LPSK Tolak Permohonan Justice Collaborator Sony Sonjaya

Dovana Hasiana
15 July 2026 16:10

Kejaksaan Agung menahan Mantan Wakil Kepala Badan Gizi Nasional (BGN), Sony Sonjaya, Rabu (3/6/2026). (Bloomberg Technoz/Dovana Hasiana)
Kejaksaan Agung menahan Mantan Wakil Kepala Badan Gizi Nasional (BGN), Sony Sonjaya, Rabu (3/6/2026). (Bloomberg Technoz/Dovana Hasiana)
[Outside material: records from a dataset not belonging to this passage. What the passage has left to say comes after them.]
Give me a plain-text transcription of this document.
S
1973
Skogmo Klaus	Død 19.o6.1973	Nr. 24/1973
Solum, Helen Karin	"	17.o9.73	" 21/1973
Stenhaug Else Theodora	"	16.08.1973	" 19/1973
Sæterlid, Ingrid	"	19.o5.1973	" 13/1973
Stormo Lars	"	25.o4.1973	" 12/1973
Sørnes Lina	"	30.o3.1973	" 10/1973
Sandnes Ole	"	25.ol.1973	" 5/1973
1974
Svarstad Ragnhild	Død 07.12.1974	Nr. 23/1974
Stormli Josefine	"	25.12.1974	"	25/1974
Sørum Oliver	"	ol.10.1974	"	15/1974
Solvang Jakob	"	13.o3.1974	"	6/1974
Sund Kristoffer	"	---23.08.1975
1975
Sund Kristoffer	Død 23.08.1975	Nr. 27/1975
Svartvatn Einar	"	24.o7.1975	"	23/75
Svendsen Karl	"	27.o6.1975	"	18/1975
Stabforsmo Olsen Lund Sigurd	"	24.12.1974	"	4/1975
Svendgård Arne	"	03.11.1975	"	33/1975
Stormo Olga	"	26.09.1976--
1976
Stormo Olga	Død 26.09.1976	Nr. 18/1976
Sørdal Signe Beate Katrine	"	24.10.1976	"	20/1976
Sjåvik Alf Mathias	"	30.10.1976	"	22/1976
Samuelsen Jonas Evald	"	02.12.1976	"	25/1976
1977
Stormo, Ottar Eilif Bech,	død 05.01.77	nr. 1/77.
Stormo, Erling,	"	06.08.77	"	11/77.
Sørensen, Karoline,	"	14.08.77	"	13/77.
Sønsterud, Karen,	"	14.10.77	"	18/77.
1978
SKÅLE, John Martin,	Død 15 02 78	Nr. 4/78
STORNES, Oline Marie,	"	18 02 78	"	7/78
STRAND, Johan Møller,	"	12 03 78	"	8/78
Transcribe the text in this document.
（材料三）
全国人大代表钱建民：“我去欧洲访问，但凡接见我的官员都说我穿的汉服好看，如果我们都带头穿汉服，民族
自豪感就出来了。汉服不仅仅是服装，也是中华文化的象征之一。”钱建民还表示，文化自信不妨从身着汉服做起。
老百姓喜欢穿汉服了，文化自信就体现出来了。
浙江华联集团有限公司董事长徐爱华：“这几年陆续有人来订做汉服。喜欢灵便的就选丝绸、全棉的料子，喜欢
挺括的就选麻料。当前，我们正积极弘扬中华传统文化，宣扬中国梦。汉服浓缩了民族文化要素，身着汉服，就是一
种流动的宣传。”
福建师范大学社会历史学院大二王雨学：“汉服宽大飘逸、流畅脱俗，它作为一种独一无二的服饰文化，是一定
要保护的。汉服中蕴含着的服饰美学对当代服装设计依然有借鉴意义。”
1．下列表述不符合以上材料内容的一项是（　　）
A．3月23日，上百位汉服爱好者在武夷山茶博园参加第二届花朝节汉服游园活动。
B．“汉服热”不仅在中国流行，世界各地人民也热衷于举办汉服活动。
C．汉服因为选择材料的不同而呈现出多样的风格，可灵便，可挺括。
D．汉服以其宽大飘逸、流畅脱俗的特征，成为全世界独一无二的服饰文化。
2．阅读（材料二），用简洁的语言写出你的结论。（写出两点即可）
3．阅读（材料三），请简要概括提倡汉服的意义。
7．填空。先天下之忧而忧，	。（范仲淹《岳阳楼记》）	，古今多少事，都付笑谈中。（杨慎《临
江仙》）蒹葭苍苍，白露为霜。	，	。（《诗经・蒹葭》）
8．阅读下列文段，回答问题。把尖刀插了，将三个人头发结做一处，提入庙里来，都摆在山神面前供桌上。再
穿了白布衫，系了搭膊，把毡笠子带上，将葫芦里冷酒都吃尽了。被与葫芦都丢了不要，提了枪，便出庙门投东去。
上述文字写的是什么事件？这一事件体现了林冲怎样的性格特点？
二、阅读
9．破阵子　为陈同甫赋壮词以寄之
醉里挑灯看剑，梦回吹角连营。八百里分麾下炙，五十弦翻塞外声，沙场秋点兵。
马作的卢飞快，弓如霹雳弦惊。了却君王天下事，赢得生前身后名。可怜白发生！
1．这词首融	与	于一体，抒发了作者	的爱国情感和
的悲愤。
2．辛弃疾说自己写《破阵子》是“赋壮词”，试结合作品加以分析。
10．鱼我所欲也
Bloomberg Technoz, Jakarta - Lembaga Perlindungan Saksi dan Korban (LPSK) menolak permohonan status justice collaborator (JC) Wakil Kepala Badan Gizi Nasional (BGN) 2025-2026 Sony Sonjaya di kasus dugaan korupsi tata kelola program Makan Bergizi Gratis (MBG) periode 2025-2026.

Wakil Ketua LPSK Susilaningtyas mengatakan setidaknya terdapat empat alasan lembaganya menolak permohonan tersebut. "Jadi pak Sony itu tidak memenuhi persyaratan sebagai JC, karena tidak memenuhi persyaratan di UU pelindungan saksi dan korban, UU nomor 3 tahun 2026 dan PP tentang JC ya, PP 24 tahun 2025," ujar dia saat dihubungi, Selasa (14/07/2026). 

Pertama, syarat sifat penting keterangan. LPSK mengatakan sejauh ini belum ada informasi yang disampaikan oleh Sony secara terbuka berkaitan dengan keterlibatan pihak lain yang lebih besar. Kedua, syarat bukan pelaku utama. Berdasarkan proses penyidikan, Sony diduga merupakan pelaku utama dalam perkara ini. 


Ketiga, syarat analisis tingkat ancaman dan atau situasi khusus yang dialami saksi pelaku. LPSK beranggapan tidak ada ancaman kepada Sony dalam penyidikan perkara ini. Keempat, syarat kesediaan mengembalikan aset yang diperoleh dari tindak pidana yang dilakukan dan dinyatakan dalam pernyataan tertulis. LPSK mengatakan Sony belum menyampaikan kesediaannya berkaitan mengembalikan kekayaan didapat dari tindak pidana.

"Sehingga kami memutuskan tidak terpenuhi persyaratan justice collaborator dan kemudian LPSK menolak permohonan dari yang bersangkutan," ujar dia.